现有方法未能在文本推理和代码生成之间有效引导大型语言模型(LLMS),使得象征性的计算能力未得到充分利用。我们引入了CodeSteer,这是指导LLM代码/文本生成的有效方法。我们构建了一个全面的基准SymBench,由37项具有可调整复杂性的象征性任务组成,还合成了12k多方向指导/生成轨迹和5.5k指导比较对数据集。我们用新设计的多方向监管微调(SFT)和直接优惠优化(DPO)对Llama-3-8B模型进行了微调(LLMOM OpenAI o 1 (82.7)、 o1-preview (74.8) 和 DeepSebelb R1 (76.8) 在所有37项任务(28个可见,9个可见)。GPT-98/SpeetellM(C-Sil-GLODO)上,对GPLO-G-BS-deal-deal-deal-deal-deal Studal Studal Stal Ser)进行了训练,在GPDS-de-deal-deal-deal-deal-dealxxxxxxxlal 上,全面性能能能。在GPLDSlal-de 上,在GPB-dexxlalgal-dealxxxxxxxxxxxxxxxxxxxxx。


Article 27

Title@2025-05-29 (4): BYOS: Knowledge-driven Large Language Models Bring Your Own Operating System More Excellent

Title: BYOS: Knowledge-driven Large Language Models Bring Your Own Operating System More Excellent BYOS: Wissensgetriebene große Sprachmodelle bringen Ihr eigenes Betriebssystem hervorragender BYOS: 知识驱动的大型语言模式使自己的操作系统更加出色 2503.09663v2

Authors: Hongyu Lin, Yuchen Li, Haoran Luo, Kaichun Yao, Libo Zhang, Mingjie Xing, Yanjun Wu

Operating System (OS) kernel tuning involves systematically adjusting kernel configurations to optimize system performance. Despite recent advancements in large language models (LLMs), kernel tuning remains a critical challenge due to: (1) the semantic gap between abstract tuning objective and concrete config options, (2) insufficient environmental interaction induces LLM hallucinations, and (3) the rapid evolution of kernel versions. To address these challenges, we propose BYOS, a LLM-powered framework that automates kernel tuning through three key innovations: structured knowledge construction and mapping, knowledge-driven configuration generation, and continuous knowledge maintenance.

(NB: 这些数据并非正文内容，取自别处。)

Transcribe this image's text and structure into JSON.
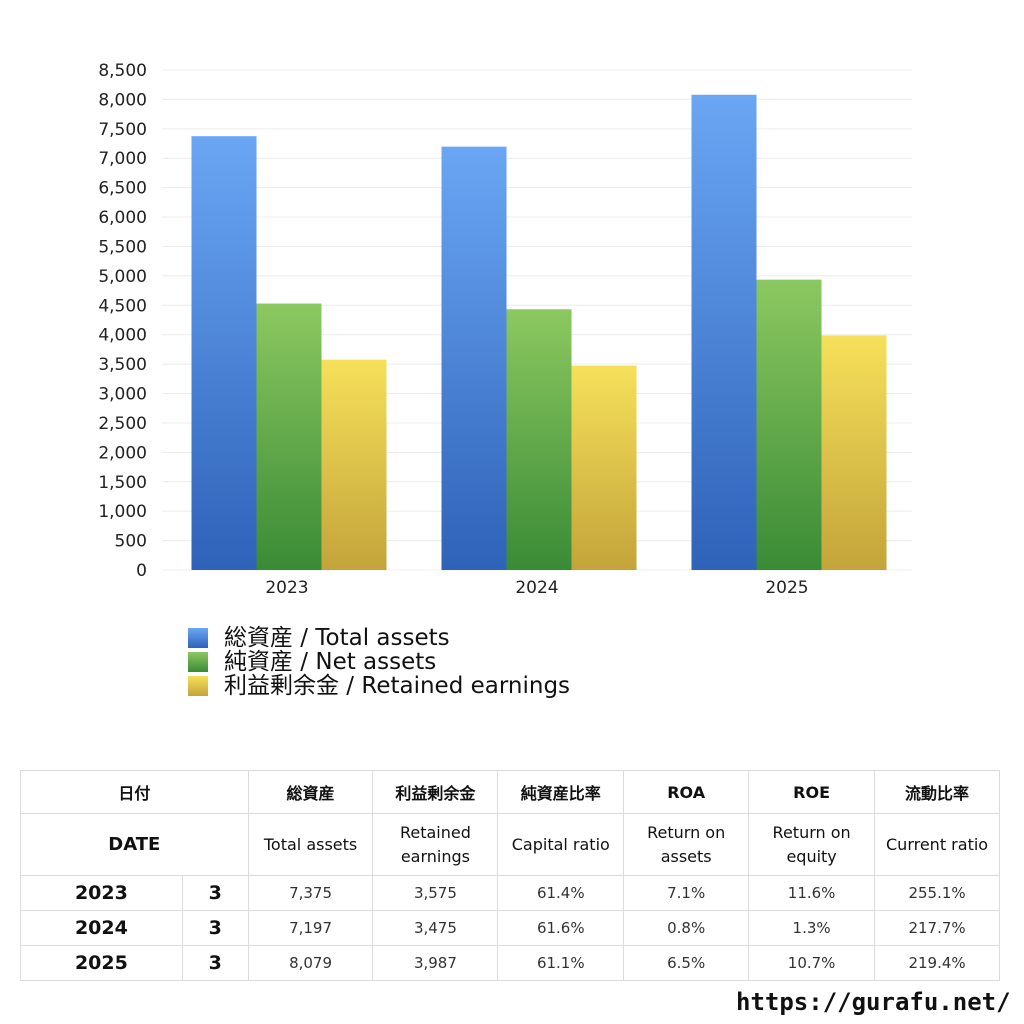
{
  "chart_data": {
    "type": "bar",
    "categories": [
      "2023",
      "2024",
      "2025"
    ],
    "series": [
      {
        "name": "総資産 / Total assets",
        "values": [
          7375,
          7197,
          8079
        ],
        "gradient": [
          "#6aa6f4",
          "#2f62b9"
        ]
      },
      {
        "name": "純資産 / Net assets",
        "values": [
          4530,
          4433,
          4936
        ],
        "gradient": [
          "#8cc860",
          "#3a8b36"
        ]
      },
      {
        "name": "利益剰余金 / Retained earnings",
        "values": [
          3575,
          3475,
          3987
        ],
        "gradient": [
          "#f6e05a",
          "#c3a43a"
        ]
      }
    ],
    "ylim": [
      0,
      8500
    ],
    "yticks": [
      "0",
      "500",
      "1,000",
      "1,500",
      "2,000",
      "2,500",
      "3,000",
      "3,500",
      "4,000",
      "4,500",
      "5,000",
      "5,500",
      "6,000",
      "6,500",
      "7,000",
      "7,500",
      "8,000",
      "8,500"
    ],
    "grid": true,
    "legend_position": "bottom-left"
  },
  "table": {
    "headers_jp": [
      "日付",
      "総資産",
      "利益剰余金",
      "純資産比率",
      "ROA",
      "ROE",
      "流動比率"
    ],
    "headers_en": [
      "DATE",
      "Total assets",
      "Retained earnings",
      "Capital ratio",
      "Return on assets",
      "Return on equity",
      "Current ratio"
    ],
    "rows": [
      {
        "year": "2023",
        "month": "3",
        "total_assets": "7,375",
        "retained_earnings": "3,575",
        "capital_ratio": "61.4%",
        "roa": "7.1%",
        "roe": "11.6%",
        "current_ratio": "255.1%"
      },
      {
        "year": "2024",
        "month": "3",
        "total_assets": "7,197",
        "retained_earnings": "3,475",
        "capital_ratio": "61.6%",
        "roa": "0.8%",
        "roe": "1.3%",
        "current_ratio": "217.7%"
      },
      {
        "year": "2025",
        "month": "3",
        "total_assets": "8,079",
        "retained_earnings": "3,987",
        "capital_ratio": "61.1%",
        "roa": "6.5%",
        "roe": "10.7%",
        "current_ratio": "219.4%"
      }
    ]
  },
  "source_url": "https://gurafu.net/"
}
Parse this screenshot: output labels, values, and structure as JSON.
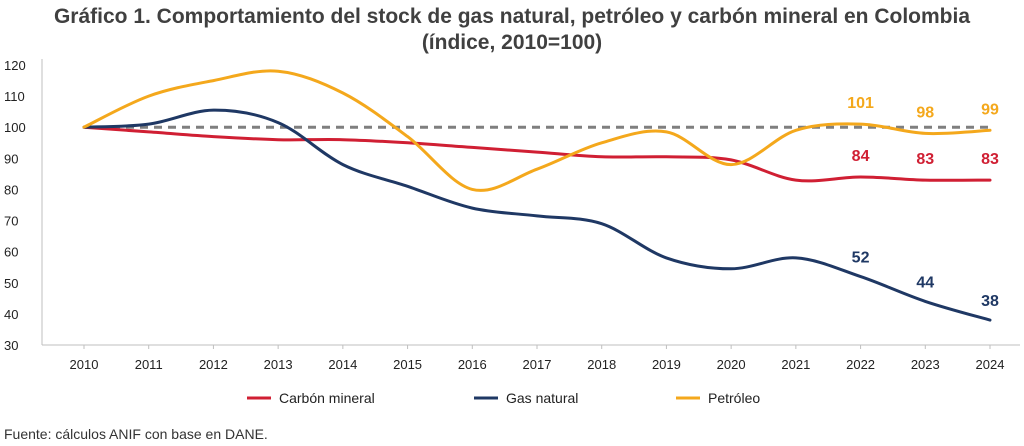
{
  "chart_data": {
    "type": "line",
    "title": "Gráfico 1. Comportamiento del stock de gas natural, petróleo y carbón mineral en Colombia",
    "subtitle": "(índice, 2010=100)",
    "xlabel": "",
    "ylabel": "",
    "x": [
      "2010",
      "2011",
      "2012",
      "2013",
      "2014",
      "2015",
      "2016",
      "2017",
      "2018",
      "2019",
      "2020",
      "2021",
      "2022",
      "2023",
      "2024"
    ],
    "ylim": [
      30,
      120
    ],
    "yticks": [
      "30",
      "40",
      "50",
      "60",
      "70",
      "80",
      "90",
      "100",
      "110",
      "120"
    ],
    "grid": false,
    "legend_position": "bottom",
    "reference_line": {
      "value": 100,
      "style": "dashed",
      "color": "#7f7f7f"
    },
    "series": [
      {
        "name": "Carbón mineral",
        "color": "#d01f33",
        "values": [
          100,
          98.5,
          97,
          96,
          96,
          95,
          93.5,
          92,
          90.5,
          90.5,
          89.5,
          83,
          84,
          83,
          83
        ]
      },
      {
        "name": "Gas natural",
        "color": "#1f3864",
        "values": [
          100,
          101,
          105.5,
          101.5,
          88,
          81,
          74,
          71.5,
          69,
          58,
          54.5,
          58,
          52,
          44,
          38
        ]
      },
      {
        "name": "Petróleo",
        "color": "#f4a81c",
        "values": [
          100,
          110,
          115,
          118,
          111,
          97,
          80,
          86.5,
          95,
          98.5,
          88,
          99,
          101,
          98,
          99
        ]
      }
    ],
    "annotations": [
      {
        "series": "Carbón mineral",
        "x": "2022",
        "text": "84"
      },
      {
        "series": "Carbón mineral",
        "x": "2023",
        "text": "83"
      },
      {
        "series": "Carbón mineral",
        "x": "2024",
        "text": "83"
      },
      {
        "series": "Gas natural",
        "x": "2022",
        "text": "52"
      },
      {
        "series": "Gas natural",
        "x": "2023",
        "text": "44"
      },
      {
        "series": "Gas natural",
        "x": "2024",
        "text": "38"
      },
      {
        "series": "Petróleo",
        "x": "2022",
        "text": "101"
      },
      {
        "series": "Petróleo",
        "x": "2023",
        "text": "98"
      },
      {
        "series": "Petróleo",
        "x": "2024",
        "text": "99"
      }
    ]
  },
  "source": "Fuente: cálculos ANIF con base en DANE."
}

Extensive experiments show that BYOS achieves 7.1%-155.4% performance improvements over default configurations across standard OS benchmarks and real-world applications, demonstrating structured knowledge representation can overcome key limitations of pure LLM solutions for system optimization. Our code is available at https://github.com/LHY-24/BYOS.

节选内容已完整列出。